Medians pre-SQL 2012

SQL 2012 was a big release for working out the median in SQL Server, with the advent of the function PERCENTILE_CONT(). It’s a very elegant way of working out the median (hint, that’s the 0.5 point), even though it’s not actually an aggregate function, as I’ve written before.

Plus – it doesn’t even perform well. About a year ago, Aaron Bertrand (@aaronbertrand) wrote a fantastic post about different methods for getting medians, and showed that PERCENTILE_CONT() is actually one of the slowest methods, and that the best method is to use an idea from Peter Larsson (@SwePeso) that uses an OFFSET-FETCH clause to grab the rows of interest before doing an average of them.

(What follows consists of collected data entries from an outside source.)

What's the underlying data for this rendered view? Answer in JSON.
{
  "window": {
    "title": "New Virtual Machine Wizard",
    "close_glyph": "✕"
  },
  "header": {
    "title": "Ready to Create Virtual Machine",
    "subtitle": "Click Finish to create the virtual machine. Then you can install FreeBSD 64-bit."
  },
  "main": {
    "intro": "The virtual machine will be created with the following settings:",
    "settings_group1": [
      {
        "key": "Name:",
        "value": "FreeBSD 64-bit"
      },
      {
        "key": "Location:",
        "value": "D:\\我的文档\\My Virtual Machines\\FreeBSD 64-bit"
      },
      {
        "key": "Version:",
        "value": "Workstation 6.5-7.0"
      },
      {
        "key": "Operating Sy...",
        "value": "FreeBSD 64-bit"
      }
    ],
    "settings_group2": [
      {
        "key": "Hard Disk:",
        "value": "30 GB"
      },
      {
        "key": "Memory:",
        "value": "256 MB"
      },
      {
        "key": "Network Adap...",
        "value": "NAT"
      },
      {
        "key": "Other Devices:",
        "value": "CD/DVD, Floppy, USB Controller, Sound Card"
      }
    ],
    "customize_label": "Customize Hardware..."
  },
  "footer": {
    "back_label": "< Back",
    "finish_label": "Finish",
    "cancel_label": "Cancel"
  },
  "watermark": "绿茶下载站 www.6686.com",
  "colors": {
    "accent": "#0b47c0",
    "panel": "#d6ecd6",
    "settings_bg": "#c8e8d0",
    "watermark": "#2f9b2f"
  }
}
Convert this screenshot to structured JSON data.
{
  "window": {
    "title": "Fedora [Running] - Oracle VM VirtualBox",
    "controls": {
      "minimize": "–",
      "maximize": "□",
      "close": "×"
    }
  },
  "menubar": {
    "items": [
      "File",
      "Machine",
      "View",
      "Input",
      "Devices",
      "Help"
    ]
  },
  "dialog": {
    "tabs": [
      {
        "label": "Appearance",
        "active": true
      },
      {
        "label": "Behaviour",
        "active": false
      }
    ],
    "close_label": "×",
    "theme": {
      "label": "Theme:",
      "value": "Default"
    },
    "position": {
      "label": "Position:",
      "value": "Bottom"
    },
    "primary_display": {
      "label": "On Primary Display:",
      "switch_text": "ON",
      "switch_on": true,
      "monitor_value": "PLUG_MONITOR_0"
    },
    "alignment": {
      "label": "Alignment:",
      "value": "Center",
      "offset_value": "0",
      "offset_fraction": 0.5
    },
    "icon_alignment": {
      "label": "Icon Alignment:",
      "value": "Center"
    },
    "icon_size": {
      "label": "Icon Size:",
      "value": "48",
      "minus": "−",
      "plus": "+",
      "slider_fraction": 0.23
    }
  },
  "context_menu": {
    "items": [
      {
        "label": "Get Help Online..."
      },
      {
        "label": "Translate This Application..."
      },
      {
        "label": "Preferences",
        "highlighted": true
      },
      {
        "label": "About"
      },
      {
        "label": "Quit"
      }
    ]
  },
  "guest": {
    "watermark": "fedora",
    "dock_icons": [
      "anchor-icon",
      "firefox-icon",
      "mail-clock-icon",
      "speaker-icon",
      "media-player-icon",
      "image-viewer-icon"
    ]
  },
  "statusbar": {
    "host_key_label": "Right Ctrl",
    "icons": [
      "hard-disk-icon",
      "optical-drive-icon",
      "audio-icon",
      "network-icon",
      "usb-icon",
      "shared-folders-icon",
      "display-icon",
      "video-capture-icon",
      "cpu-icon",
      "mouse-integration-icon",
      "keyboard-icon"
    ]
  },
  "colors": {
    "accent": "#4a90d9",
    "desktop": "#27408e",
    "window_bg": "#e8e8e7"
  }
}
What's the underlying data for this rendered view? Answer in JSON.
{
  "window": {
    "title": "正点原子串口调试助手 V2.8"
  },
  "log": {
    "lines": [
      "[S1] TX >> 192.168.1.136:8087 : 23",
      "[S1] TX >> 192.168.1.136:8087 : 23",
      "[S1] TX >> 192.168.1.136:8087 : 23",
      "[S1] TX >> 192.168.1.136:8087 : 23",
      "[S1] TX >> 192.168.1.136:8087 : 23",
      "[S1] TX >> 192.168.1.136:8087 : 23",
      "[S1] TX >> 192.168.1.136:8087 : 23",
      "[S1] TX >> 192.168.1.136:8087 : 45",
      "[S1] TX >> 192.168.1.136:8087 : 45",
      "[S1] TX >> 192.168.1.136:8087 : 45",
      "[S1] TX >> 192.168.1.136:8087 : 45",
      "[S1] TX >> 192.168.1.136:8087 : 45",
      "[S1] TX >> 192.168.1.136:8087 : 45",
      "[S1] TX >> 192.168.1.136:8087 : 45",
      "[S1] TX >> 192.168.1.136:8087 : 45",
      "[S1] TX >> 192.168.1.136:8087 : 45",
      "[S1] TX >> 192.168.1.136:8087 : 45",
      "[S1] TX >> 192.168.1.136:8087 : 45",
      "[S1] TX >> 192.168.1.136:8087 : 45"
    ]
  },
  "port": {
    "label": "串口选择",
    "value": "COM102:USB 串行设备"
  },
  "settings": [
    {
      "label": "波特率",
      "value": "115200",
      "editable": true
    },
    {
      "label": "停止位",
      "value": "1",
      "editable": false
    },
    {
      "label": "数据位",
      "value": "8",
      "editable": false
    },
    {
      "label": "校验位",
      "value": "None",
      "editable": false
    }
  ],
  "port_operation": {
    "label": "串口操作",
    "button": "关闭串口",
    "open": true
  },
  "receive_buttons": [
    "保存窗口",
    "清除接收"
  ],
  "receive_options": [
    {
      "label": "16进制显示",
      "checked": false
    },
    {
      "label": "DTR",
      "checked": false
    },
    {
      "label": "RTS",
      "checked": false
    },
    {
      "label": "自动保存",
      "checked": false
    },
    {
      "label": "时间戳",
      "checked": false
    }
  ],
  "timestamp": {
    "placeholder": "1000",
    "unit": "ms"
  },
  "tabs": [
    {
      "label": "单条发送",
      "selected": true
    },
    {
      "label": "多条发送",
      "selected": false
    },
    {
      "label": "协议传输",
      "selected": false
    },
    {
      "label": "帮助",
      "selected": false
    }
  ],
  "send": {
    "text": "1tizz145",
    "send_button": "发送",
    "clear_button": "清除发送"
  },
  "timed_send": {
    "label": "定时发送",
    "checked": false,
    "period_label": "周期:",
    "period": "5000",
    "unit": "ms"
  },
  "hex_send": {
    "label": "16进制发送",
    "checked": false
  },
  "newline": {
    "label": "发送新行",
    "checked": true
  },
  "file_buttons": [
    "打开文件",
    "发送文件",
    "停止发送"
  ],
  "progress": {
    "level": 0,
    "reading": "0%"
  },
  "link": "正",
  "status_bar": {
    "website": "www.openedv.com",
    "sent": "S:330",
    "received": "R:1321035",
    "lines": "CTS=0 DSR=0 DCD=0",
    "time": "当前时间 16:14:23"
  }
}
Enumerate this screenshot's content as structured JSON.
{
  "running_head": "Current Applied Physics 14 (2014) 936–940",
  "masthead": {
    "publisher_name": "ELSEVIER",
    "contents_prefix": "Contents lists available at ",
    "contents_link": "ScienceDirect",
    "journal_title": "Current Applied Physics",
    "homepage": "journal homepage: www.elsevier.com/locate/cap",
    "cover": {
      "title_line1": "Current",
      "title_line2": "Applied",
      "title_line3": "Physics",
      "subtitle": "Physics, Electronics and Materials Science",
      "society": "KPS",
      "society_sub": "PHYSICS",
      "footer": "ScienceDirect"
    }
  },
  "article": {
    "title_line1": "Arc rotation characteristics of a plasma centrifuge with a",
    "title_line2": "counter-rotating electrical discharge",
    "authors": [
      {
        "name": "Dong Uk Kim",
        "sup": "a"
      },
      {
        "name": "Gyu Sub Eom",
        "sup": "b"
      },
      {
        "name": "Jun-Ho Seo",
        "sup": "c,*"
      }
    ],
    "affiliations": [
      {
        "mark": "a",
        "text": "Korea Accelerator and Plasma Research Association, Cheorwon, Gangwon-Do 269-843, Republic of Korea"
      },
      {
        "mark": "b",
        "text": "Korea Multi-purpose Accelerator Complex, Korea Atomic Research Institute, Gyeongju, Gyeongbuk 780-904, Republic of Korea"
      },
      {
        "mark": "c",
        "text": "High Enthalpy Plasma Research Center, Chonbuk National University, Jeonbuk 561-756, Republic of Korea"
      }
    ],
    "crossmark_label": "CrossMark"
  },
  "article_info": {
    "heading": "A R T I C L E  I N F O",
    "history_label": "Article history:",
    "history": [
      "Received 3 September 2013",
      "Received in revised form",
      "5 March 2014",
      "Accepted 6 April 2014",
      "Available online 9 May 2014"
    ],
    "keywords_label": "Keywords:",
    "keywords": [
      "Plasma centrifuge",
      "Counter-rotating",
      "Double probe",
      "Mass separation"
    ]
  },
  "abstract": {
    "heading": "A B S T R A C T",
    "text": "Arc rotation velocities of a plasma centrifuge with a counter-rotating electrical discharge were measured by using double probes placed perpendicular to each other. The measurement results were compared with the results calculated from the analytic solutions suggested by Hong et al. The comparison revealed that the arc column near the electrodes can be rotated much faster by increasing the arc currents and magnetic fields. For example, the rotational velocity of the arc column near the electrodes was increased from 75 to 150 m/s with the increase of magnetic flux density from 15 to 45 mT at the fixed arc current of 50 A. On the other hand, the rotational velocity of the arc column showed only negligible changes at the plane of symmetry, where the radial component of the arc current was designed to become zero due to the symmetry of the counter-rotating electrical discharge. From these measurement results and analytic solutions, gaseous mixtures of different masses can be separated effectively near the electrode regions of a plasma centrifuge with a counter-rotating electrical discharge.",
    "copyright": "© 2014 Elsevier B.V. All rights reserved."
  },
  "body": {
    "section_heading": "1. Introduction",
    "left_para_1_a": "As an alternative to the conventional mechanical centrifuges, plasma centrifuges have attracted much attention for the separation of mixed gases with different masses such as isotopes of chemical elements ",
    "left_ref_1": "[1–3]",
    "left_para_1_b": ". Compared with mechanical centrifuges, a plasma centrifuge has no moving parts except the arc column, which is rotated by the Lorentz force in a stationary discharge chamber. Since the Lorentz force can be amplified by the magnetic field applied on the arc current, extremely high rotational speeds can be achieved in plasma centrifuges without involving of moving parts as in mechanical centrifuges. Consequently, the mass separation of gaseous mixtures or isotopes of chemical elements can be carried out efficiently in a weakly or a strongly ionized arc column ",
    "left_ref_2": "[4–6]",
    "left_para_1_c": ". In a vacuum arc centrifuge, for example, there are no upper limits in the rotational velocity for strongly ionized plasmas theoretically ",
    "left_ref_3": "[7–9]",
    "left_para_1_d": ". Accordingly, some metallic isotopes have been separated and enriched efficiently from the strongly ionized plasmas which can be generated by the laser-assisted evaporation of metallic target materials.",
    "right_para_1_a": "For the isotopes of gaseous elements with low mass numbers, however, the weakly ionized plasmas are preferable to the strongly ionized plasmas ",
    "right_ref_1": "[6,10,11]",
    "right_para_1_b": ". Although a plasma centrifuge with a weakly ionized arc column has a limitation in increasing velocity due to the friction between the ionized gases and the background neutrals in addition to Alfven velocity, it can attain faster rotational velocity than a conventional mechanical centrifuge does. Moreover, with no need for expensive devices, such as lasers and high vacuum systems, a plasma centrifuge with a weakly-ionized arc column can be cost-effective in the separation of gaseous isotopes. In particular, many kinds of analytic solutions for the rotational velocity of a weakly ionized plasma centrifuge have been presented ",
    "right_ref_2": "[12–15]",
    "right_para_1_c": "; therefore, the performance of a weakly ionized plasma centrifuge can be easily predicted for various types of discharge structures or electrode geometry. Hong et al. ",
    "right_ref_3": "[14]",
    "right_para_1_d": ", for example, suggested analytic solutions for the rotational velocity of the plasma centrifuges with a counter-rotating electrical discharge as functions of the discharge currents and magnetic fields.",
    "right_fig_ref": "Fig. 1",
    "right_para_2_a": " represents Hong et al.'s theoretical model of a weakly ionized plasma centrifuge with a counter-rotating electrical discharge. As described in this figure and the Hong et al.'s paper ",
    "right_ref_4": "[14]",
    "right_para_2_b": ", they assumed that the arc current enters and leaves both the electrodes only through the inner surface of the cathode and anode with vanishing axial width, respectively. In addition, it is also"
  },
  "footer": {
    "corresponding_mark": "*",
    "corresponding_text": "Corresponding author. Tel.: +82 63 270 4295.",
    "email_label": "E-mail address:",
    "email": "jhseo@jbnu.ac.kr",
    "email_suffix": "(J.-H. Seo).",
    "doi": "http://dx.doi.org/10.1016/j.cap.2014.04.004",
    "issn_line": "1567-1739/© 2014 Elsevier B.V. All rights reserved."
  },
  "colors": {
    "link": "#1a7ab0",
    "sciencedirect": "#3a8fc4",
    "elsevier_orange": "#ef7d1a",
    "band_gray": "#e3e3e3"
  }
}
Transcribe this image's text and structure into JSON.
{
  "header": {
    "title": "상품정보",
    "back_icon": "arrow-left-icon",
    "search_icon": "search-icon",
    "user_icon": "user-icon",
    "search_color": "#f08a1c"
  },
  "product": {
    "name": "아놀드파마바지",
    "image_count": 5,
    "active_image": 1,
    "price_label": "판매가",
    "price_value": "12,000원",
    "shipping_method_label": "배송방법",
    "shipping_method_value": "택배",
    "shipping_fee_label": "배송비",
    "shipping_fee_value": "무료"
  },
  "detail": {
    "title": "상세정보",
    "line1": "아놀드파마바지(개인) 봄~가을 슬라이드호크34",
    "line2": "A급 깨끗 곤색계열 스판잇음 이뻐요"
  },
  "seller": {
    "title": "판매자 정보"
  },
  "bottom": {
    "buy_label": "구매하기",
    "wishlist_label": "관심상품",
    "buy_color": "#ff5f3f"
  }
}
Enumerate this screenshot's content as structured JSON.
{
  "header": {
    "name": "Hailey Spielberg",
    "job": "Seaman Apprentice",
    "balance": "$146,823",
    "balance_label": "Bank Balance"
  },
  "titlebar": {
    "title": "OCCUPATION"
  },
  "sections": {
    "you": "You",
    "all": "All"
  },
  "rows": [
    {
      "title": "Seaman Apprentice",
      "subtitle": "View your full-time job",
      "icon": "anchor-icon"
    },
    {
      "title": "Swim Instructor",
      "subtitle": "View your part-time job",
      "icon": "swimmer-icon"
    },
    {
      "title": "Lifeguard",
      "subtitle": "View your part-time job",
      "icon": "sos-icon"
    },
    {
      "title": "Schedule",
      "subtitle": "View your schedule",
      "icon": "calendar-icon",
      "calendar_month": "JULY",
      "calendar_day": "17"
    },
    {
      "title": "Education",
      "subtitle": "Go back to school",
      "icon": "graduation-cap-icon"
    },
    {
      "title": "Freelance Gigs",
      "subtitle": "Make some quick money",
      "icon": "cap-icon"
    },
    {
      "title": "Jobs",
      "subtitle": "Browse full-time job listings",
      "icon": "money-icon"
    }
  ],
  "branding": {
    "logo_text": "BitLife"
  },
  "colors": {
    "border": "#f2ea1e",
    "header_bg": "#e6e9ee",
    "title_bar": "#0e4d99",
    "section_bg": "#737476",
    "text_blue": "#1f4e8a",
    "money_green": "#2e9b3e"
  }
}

Except that the OFFSET-FETCH clause was also new in 2012. So if you’re stuck on SQL 2008 R2 and earlier, you’re a bit more stuck.

All the pre-SQL 2012 methods that Aaron showed used ROW_NUMBER() except one – which used a combination of MIN/MAX over each half of the data. But one method that Aaron didn’t explore in his post was to simulate OFFSET-FETCH in earlier versions. Let me show you…

Here’s the OFFSET-FETCH method. Notice that it fetches either 1 or 2 rows (depending on whether the overall count is 1 or 2), but offsets by just under half of the set.

What my pre-2012-compatible version does is to fetch slightly MORE than the set first, and then get the top 1 or 2 but in DESC order.

With OFFSET-FETCH, we’re grabbing the rows we want by skipping over the rows we’re not interested in until we find the ones that we are interested in. In the TOP/TOPDESC, we’re identifying the rows we want by the fact that they’re the bottom of the top slightly-more-than-half set.

Other than that, the idea is exactly the same. The results are identical, but what about the performance?

First, let’s give you the code to set up your environment (as found in Aaron’s post) – I used a clustered index.

What I want to do to evaluate this is to look at the query plans. Once I’ve done that, I’ll make a comment about the performance and where it fits into the mix from Aaron’s post.

So those plans… OFFSET-FETCH method first, followed by the TOP/TOPDESC method. I’m using a clustered index on the data – a nonclustered index gives the same shape but with nonclustered index operations instead of clustered index operations. Heaps are a different story that I’m not exploring here.

image

As you’d expect, there’s a lot of similarity. Both use Nested Loops, grabbing the Counts from a Scan on the outer branch, with a Seek on the inner branch. And both inner branches have a Top Operator pulling the data out of a Seek. But the TOP/TOPDESC method has TWO Top operators, with a Sort in between. This is because of the ‘TOPDESC’ bit. If we had a ‘Bottom’ operator, then that would avoid the need for a Sort, but no such animal exists, and it does ‘Bottom’ by doing a Top of re-Sorted data. It’s very disappointing. The Top operator in the OFFSET-FETCH method has a new property called OffsetExpression, which it uses to skip over as many rows as it needs – it’s simply not supported pre-2012.

image

(Quick side note: the arrow between the Compute Scalar and the right-most Top operator in both plans is quite thin – much thinner that you might expect. This is only a quirk of the plan because the Actuals haven’t been reported here. MSDN (https://technet.microsoft.com/en-us/library/ms178082.aspx) says: “Compute Scalar operators that appear in Showplans generated by SET STATISTICS XML might not contain the RunTimeInformation element. In graphical Showplans, Actual Rows, Actual Rebinds, and Actual Rewinds might be absent from the Properties window when the Include Actual Execution Plan option is selected in SQL Server Management Studio. When this occurs, it means that although these operators were used in the compiled query plan, their work was performed by other operators in the run-time query plan.” Therefore, the arrow coming out of the Compute Scalar operator is the width of the estimated number of rows, because it doesn’t have the actual number of rows. But it’s a Compute Scalar – it’s not going to change the number of rows, and you should consider the width of the arrow as being the width of the arrow going into it.)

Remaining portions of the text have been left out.